I Ai Do

I tiene el sentido de ser. AI el de unidad.
IAI es la realidad y el medio de alcanzarla.
El DO japonés es lo que conduce al hombre a esta realidad.
En cierto sentido, el IAIDO es SHIN JUTSU, el arte de controlar la mente.

Fue en China donde el arte del sable, apoyándose en la filosofía, toma una dimensión excepcional. Durante el período Heian (794-1191), la filosofía china fue introducida en Japón y la práctica de las artes marciales fue momentáneamente relegada, a excepción del arte del sable, que representaba un medio único de supervivencia en estos tiempos tumultuosos.
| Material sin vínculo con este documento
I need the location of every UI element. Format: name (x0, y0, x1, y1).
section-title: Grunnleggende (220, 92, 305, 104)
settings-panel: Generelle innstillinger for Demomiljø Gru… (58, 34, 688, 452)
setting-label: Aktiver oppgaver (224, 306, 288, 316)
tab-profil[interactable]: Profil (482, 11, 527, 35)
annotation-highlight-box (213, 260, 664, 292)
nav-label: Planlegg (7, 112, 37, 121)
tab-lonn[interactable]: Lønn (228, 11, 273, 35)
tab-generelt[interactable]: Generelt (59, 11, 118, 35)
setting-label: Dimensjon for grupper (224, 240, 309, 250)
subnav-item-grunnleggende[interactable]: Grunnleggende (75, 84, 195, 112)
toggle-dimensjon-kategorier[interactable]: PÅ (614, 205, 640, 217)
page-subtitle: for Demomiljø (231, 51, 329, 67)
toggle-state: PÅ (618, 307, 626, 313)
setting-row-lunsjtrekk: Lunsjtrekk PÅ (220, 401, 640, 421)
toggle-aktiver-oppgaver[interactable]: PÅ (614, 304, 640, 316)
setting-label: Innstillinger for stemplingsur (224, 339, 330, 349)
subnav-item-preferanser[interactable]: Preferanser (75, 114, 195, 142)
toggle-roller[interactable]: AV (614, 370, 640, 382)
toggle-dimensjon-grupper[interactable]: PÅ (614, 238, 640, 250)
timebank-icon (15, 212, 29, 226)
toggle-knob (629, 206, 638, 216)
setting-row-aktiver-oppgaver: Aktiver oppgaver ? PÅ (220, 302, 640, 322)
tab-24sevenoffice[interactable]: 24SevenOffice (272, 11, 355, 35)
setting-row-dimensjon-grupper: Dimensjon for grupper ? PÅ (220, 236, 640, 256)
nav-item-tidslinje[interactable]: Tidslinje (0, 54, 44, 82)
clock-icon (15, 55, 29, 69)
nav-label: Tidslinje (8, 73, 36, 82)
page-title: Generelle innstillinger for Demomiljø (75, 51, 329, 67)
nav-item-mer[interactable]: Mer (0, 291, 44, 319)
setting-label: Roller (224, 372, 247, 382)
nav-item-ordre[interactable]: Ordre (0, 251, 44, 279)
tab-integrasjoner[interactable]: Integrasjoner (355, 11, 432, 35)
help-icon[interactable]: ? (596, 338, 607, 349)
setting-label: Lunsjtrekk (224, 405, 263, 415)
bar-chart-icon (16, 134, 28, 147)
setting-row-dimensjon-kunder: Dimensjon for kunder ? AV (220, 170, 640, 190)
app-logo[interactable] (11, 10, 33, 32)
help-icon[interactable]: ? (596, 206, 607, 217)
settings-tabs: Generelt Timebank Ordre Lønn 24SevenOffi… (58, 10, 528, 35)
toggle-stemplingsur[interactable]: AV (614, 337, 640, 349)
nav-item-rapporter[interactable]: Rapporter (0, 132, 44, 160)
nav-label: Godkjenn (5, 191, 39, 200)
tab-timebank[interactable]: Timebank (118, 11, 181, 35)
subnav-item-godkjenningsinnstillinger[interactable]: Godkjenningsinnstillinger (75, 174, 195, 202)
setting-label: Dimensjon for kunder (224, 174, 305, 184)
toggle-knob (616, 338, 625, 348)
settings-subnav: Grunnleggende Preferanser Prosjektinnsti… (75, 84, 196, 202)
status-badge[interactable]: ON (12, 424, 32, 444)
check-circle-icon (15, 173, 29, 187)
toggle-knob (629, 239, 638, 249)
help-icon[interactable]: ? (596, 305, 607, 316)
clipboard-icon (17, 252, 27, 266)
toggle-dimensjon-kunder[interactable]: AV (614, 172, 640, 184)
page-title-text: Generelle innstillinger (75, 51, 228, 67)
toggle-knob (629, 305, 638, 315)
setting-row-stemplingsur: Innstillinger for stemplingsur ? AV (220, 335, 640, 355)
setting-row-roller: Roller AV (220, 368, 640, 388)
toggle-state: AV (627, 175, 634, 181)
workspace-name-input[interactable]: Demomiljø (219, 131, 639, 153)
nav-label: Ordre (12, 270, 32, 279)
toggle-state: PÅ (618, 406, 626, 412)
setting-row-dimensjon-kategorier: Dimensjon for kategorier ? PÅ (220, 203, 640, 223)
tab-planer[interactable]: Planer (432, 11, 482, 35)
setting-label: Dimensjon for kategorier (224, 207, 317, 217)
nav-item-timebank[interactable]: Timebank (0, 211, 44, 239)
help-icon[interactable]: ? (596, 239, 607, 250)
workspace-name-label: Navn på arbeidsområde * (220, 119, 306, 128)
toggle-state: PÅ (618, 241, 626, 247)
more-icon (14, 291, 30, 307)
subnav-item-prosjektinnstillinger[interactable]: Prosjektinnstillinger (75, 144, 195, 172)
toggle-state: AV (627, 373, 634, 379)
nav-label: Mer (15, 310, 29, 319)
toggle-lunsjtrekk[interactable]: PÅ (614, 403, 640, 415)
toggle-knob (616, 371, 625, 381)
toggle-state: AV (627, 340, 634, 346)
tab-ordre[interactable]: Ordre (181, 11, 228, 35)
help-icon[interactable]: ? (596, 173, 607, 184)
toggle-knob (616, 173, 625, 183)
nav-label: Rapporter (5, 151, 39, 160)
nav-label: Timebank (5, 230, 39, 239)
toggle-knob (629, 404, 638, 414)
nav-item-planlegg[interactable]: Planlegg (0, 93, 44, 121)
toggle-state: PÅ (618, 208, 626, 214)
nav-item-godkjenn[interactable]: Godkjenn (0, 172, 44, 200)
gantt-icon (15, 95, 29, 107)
A finales del siglo XII se constituye una nueva clase de tendencia aristocrática, la de los samurais, que jugó un papel importante a lo largo de la historia nipona tanto en la vida social como en la política. El samurai seguía un código de vida ideal llamado BUSHIDO o camino del guerrero, que daba amplia acogida a las actividades artísticas (pintura, poesía), a la filosofía y a la práctica de las armas.

Durante los períodos Kamakura y Muromachi (1.190-1.570), el sable tomó un auge excepcional y fue venerado como símbolo de la virilidad, de la pureza y del valor de los samurais. Siendo indispensable para defender la vida, llegó a representar el alma del guerrero. Además, el sable fue incorporado a los ritos religiosos del Shinto y adquirió un lugar de honor en la vida del Estado. Pero habrá que esperar al período Muramachi (1.337-1.570) para que el sable, llamado katana en japonés se convierta en un arte de vivir y en un medio de elevación espiritual.

La vida de los jóvenes guerreros nacidos en familias de rango imperial estaba marcada por dos acontecimientos importantes:

“El primero era la ceremonia de iniciación durante la cual se le daba un primer sable, el mamori-katana que el pequeño llevaba hasta la edad de cinco años. La segunda ceremonia era el Genbuku que marcaba el comienzo de su vida adulta. Recibía entonces un sable verdadero y una armadura, después se le peinaba como a un adulto. Desde entonces debería especializarse en las funciones reservadas a su rango, pero sin dejar de lado jamás la práctica del sable definida por el código militar como “el alma del samurai”.